Julia calls me the connector. She says I have some sort of connection with so many people. It’s funny how it works. Matt and I have so many connections, it’s freaky sometimes. I might have blogged about this before but can’t remember. But we met b/c my sister was his brother’s speech therapist. But then we found out that he dated someone in college in Arizona who is the sister of someone I went to college with in Texas. And then we found out a friend of his from growing up went to law school at Stanford with my distant cousin. All weird connections. Last night at temple this woman came up to me whose son goes to the nursery school. We took a parenting class together but don’t know each other that well. It turns out she went to Albany and dated a friend of Matt’s brothers. She was at a U2 concert last week with a bunch of New Rochelle people and someone was talking about one of them living in White Plains near the Karls and this woman from our temple asked if they were talking about me. Such a weird connection. And then there is the pediatric nephrologist who works with the “guru” in the field who I went to college with!

So the purpose of this blog was not necessarily to talk about Matt and my connections but just connections in general. I actually like connecting with people. Something about it makes me feel really good. So a couple of weeks ago I decided to email everyone listed as “walking for ARPKD” through the 2009 Walk for PKD through the Foundation.
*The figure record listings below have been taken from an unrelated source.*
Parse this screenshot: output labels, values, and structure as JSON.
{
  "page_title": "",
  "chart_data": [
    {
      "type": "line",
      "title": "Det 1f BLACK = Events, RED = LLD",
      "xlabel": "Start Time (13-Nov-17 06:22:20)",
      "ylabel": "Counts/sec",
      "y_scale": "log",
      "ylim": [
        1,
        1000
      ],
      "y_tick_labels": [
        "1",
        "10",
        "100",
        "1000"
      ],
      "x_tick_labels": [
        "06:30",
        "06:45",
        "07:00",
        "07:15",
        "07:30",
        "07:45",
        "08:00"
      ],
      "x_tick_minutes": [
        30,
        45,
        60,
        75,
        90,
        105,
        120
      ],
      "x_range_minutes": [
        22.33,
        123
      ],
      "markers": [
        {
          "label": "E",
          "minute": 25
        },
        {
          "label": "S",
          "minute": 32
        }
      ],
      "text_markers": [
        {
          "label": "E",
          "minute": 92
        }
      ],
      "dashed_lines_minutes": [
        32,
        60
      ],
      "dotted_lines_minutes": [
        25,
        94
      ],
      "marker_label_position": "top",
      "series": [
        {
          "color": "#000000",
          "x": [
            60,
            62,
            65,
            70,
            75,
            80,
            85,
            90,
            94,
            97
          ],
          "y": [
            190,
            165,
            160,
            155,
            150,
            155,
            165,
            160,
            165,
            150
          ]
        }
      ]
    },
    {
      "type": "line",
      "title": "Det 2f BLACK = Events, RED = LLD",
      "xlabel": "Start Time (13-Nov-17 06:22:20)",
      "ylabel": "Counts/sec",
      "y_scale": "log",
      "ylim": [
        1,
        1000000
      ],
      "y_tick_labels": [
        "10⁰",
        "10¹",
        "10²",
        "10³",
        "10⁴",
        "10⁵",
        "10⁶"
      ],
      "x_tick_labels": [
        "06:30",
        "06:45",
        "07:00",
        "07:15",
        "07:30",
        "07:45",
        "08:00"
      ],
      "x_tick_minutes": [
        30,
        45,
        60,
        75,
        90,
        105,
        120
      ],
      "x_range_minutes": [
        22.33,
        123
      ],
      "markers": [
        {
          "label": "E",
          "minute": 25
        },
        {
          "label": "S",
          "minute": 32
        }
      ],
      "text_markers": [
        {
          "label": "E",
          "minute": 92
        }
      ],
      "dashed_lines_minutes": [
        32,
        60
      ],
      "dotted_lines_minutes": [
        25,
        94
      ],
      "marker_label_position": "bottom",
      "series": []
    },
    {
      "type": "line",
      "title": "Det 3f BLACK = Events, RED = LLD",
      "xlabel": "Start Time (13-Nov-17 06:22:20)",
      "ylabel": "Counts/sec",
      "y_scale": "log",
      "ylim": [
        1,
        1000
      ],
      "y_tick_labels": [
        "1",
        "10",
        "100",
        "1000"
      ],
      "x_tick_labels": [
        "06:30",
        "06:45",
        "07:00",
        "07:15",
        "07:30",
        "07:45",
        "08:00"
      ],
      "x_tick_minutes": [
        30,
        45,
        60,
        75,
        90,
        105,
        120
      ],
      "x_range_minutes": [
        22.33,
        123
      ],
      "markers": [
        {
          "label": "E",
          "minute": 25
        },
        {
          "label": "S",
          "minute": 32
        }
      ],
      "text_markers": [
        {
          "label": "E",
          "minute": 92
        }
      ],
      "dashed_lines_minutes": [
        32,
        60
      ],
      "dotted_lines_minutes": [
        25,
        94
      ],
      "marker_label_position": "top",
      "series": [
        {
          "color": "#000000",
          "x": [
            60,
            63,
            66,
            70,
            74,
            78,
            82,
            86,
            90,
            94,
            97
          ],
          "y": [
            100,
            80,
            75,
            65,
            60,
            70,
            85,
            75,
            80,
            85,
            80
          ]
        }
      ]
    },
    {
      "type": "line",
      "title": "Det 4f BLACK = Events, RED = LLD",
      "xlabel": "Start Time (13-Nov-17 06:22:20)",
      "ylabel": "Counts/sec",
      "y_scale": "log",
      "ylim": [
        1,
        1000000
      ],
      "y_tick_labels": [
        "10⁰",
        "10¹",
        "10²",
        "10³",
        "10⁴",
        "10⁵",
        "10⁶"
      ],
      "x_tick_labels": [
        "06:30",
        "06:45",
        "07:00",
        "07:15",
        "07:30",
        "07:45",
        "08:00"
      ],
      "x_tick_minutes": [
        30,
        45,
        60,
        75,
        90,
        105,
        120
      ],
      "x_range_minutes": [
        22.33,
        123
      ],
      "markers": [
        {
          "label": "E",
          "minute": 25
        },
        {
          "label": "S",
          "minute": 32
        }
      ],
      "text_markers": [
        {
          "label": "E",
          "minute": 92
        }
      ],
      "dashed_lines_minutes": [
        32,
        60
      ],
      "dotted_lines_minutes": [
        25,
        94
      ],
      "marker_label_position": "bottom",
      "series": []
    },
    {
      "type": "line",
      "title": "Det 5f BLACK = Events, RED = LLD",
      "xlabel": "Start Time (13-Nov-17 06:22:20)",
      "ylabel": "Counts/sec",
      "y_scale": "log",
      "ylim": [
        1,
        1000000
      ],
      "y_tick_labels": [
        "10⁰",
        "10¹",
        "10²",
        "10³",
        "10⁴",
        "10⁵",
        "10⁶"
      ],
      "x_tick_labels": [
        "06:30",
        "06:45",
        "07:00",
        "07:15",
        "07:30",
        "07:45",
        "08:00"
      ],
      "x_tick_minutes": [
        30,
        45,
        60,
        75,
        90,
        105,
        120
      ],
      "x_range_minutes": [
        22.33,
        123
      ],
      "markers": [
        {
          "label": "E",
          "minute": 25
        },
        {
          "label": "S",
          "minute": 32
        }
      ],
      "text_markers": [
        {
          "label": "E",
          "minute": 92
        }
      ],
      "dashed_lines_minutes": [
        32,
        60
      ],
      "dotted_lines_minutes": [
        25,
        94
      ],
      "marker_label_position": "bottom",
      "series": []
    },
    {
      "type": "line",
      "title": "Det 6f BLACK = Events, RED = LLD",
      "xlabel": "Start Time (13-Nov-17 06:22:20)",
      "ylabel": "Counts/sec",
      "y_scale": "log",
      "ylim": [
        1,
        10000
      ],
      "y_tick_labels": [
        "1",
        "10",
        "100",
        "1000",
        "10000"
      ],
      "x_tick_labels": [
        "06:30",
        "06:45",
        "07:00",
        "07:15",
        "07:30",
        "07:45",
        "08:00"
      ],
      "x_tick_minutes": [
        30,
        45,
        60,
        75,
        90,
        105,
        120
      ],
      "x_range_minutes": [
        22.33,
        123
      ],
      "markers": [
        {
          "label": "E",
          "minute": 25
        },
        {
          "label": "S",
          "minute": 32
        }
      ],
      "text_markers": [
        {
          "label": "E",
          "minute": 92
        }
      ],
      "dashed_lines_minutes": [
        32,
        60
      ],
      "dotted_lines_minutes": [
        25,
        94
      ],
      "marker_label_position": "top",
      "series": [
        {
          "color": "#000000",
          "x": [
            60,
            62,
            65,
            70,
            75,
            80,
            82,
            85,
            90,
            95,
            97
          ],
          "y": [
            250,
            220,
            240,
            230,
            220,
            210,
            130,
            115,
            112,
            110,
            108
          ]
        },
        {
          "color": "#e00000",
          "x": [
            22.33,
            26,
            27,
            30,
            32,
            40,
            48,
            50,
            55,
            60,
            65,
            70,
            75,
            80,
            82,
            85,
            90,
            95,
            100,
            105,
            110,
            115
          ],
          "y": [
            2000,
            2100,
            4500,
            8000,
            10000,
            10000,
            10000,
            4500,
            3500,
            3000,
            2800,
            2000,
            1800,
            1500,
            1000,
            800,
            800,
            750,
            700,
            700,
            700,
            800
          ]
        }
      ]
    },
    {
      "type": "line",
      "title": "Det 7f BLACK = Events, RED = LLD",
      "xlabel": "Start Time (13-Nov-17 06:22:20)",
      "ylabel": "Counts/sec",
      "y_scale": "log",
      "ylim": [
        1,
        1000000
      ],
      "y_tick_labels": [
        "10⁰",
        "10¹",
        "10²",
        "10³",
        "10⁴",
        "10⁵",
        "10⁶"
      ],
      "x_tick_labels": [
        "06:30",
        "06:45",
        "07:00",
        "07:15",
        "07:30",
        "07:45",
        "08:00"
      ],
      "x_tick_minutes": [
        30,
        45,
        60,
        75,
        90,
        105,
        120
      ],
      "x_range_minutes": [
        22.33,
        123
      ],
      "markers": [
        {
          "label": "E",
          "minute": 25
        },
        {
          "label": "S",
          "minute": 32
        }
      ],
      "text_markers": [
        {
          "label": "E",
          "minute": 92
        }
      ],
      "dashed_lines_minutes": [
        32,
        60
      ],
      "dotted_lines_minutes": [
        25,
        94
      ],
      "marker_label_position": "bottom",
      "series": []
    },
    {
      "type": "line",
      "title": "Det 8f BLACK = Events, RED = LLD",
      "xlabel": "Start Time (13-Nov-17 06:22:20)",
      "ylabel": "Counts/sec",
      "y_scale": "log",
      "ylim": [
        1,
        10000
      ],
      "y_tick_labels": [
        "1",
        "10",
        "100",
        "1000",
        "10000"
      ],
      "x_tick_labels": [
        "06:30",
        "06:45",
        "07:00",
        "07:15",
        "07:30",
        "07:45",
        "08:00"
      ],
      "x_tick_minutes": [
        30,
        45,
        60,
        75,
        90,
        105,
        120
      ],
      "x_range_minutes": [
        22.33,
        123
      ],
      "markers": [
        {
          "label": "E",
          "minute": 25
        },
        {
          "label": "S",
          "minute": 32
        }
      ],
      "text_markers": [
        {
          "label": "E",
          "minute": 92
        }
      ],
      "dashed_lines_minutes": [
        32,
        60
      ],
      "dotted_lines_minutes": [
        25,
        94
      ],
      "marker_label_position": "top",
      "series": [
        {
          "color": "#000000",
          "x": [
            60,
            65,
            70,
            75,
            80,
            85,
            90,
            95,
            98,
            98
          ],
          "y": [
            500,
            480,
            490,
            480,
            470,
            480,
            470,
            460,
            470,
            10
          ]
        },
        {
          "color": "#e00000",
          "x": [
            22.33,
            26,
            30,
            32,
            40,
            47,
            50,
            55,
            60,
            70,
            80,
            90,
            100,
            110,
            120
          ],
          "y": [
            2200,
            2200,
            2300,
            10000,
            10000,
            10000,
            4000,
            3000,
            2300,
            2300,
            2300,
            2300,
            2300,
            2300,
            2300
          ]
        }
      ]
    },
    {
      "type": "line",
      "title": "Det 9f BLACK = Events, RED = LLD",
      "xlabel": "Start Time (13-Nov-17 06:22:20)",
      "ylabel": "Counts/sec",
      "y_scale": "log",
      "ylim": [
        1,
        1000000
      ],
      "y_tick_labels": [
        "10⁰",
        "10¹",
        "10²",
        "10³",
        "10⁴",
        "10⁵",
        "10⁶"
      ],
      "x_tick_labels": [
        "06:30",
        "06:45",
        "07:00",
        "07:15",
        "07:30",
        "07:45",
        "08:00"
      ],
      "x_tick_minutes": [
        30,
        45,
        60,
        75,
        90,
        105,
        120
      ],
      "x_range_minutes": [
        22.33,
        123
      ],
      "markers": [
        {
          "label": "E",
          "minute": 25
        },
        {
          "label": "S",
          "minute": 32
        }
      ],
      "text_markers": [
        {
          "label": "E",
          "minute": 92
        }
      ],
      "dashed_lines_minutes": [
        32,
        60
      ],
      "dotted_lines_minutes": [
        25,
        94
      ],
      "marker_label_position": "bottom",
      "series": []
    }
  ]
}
I wanted to introduce myself and tell them about the ARPKD chapter and how we really want to support everyone as much as possible. And the responses have been overwhelming. So many people have emailed back and shared their stories.  Good stories and some really sad ones too. But hopefully by sharing them they will now be connected with me and Julia and the Foundation and will receive the support they might need. So even though my dad said I should “take a vacation” from PKD I just can’t do that but am honestly happy that I didn’t take a vacation and instead sent out this email and have maybe given someone some hope that they didn’t have the week before surrounding this disease.